Thomas Jackson

Thomas Jackson
  • Robert E. Kirby Chair Professor of Electrical Engineering
216 Electrical Engineering West
(814) 863-8570

Bio

Thomas N. Jackson is the Robert E. Kirby Chair Professor of Electrical Engineering at Penn State University. Dr. Jackson joined the faculty in the Electrical Engineering department at Penn State University in 1992 after twelve years at the IBM T. J. Watson Research Center. Dr. Jackson’s research focuses on exploratory electronic devices and microfabrication techniques. His current areas of interest include organic electronics, oxide semiconductors, thin film electronics, biomolecular motors, microelectromechanical systems (MEMS), and display technology.
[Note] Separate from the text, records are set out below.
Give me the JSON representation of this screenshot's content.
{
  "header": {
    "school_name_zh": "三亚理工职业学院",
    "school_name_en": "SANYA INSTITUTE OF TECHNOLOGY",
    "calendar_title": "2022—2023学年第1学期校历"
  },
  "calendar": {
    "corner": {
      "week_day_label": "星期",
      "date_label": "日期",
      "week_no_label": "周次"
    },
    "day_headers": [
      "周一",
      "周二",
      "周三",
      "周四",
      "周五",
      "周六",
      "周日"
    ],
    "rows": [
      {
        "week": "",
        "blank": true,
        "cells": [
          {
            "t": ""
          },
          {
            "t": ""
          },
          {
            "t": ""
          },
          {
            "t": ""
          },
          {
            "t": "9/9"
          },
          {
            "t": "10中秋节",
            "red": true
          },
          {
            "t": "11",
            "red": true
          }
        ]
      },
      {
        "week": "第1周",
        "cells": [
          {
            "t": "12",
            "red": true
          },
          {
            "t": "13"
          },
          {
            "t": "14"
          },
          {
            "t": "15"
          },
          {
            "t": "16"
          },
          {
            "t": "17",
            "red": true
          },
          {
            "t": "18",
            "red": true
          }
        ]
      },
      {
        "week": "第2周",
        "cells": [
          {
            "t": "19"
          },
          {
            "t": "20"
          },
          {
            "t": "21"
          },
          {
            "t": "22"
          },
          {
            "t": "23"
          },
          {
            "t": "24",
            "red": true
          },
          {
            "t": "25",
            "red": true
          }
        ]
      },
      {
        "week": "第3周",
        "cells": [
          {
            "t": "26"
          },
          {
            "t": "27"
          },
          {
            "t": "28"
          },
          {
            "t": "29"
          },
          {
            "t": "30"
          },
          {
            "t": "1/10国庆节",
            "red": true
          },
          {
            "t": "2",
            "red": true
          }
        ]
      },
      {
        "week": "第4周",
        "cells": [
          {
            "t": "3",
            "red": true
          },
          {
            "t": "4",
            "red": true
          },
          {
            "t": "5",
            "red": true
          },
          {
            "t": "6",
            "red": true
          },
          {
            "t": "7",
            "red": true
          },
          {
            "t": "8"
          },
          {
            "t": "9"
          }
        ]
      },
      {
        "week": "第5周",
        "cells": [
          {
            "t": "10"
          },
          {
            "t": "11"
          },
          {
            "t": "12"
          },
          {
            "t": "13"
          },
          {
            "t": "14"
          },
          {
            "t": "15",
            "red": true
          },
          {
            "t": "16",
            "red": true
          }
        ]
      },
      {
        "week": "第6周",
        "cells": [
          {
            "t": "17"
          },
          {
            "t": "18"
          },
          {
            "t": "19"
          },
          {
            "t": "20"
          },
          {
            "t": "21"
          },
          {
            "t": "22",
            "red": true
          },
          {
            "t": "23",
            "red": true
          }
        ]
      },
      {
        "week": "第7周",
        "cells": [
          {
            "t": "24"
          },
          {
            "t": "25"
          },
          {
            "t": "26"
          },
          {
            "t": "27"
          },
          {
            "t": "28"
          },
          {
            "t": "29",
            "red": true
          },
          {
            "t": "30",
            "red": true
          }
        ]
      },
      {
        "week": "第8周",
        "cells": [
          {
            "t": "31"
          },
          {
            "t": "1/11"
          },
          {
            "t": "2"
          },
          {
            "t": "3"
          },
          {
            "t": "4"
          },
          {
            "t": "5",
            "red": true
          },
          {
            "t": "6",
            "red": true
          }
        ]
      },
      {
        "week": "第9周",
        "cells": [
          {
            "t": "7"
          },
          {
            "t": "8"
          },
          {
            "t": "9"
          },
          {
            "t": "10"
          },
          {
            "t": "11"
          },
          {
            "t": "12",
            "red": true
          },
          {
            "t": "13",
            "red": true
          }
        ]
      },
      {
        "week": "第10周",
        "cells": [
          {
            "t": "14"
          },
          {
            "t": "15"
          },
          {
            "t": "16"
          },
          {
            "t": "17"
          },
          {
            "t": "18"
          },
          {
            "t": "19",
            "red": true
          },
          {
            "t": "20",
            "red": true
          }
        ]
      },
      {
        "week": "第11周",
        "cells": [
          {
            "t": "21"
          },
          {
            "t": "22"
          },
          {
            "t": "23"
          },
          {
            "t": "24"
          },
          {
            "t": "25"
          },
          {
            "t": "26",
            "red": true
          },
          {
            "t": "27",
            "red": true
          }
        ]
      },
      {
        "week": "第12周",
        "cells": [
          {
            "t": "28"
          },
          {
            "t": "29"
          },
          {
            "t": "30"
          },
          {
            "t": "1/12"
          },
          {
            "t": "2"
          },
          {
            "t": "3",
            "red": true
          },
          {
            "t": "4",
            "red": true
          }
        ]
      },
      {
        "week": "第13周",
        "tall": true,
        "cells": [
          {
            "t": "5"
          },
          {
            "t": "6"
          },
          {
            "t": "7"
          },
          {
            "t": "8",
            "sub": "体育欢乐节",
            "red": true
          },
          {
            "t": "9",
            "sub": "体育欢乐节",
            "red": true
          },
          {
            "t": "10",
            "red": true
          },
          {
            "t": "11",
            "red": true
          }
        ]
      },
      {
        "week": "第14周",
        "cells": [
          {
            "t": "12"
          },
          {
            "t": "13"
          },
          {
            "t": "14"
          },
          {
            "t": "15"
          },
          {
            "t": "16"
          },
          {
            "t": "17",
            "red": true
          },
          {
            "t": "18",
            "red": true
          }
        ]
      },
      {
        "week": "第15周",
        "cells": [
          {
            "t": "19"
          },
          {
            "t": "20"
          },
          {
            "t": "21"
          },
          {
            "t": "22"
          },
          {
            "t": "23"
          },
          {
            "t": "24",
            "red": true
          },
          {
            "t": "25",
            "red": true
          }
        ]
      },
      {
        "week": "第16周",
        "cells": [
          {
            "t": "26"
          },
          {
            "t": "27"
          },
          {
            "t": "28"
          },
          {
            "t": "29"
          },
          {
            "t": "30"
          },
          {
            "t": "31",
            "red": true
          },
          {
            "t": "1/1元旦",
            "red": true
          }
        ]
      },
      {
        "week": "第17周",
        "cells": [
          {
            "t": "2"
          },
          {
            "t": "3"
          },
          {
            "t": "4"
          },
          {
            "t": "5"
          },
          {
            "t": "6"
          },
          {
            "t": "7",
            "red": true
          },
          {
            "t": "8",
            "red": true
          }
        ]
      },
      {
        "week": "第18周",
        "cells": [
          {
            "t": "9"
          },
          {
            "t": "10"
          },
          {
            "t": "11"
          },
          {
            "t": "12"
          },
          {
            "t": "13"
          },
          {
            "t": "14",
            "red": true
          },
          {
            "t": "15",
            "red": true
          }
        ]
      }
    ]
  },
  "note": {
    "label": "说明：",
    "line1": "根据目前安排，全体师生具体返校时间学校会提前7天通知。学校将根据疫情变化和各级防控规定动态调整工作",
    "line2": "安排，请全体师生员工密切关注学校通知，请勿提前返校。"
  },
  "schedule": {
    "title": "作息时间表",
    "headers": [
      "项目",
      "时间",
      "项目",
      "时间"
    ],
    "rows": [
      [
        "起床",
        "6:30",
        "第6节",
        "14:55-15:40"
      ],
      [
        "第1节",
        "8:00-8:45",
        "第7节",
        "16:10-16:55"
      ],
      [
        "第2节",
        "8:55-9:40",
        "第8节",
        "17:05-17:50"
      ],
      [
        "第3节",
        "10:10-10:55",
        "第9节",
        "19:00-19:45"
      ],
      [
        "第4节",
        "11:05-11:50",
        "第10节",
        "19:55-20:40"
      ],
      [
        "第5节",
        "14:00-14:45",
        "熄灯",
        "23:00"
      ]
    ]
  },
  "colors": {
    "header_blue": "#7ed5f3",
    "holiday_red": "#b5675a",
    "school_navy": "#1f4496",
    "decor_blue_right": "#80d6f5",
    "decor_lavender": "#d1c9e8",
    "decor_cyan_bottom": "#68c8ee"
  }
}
Dr. Jackson’s group at Penn State demonstrated the first high mobility (>0.5 cm2/V×s) organic thin film transistors (OTFTs), the first OTFT with mobility >1 cm2/V×s and the first use of a SAM-treated dielectric to improve OTFT performance, the first OTFTs with temperature independent mobility, OTFTs with chemically modified source and drain contacts, and the first low-temperature, high-mobility (>1 cm2/V×s) solution processed OTFTs. Dr. Jackson’s group has also demonstrated OTFT driven LCD and OLED displays, fast ZnO circuits, and a range of other thin film devices and circuits. Dr. Jackson has been married for 30 years, has two sons, and is active in his local church. He is the author or co-author of more than 250 publications and 32 U.S. patents and has a Web of Science h-index of 40. Dr. Jackson is a Fellow of the Institute of Electrical and Electronic Engineers, and a member of the American Vacuum Society, the Electrochemical Society, the Materials Society, and the Society for Information Display.

Academic Training

B.S. in Electrical Engineering, University of Michigan
M.S. in Electrical Engineering, University of Michigan
Ph.D. in Electrical Engineering, University of Michigan

Research

Exploratory electronic devices and microfabrication techniques. Thin film electronics, organic semiconductors, oxide semiconductors, biomolecular motors, biodevices, microelectromechanical systems (MEMS), and display technology.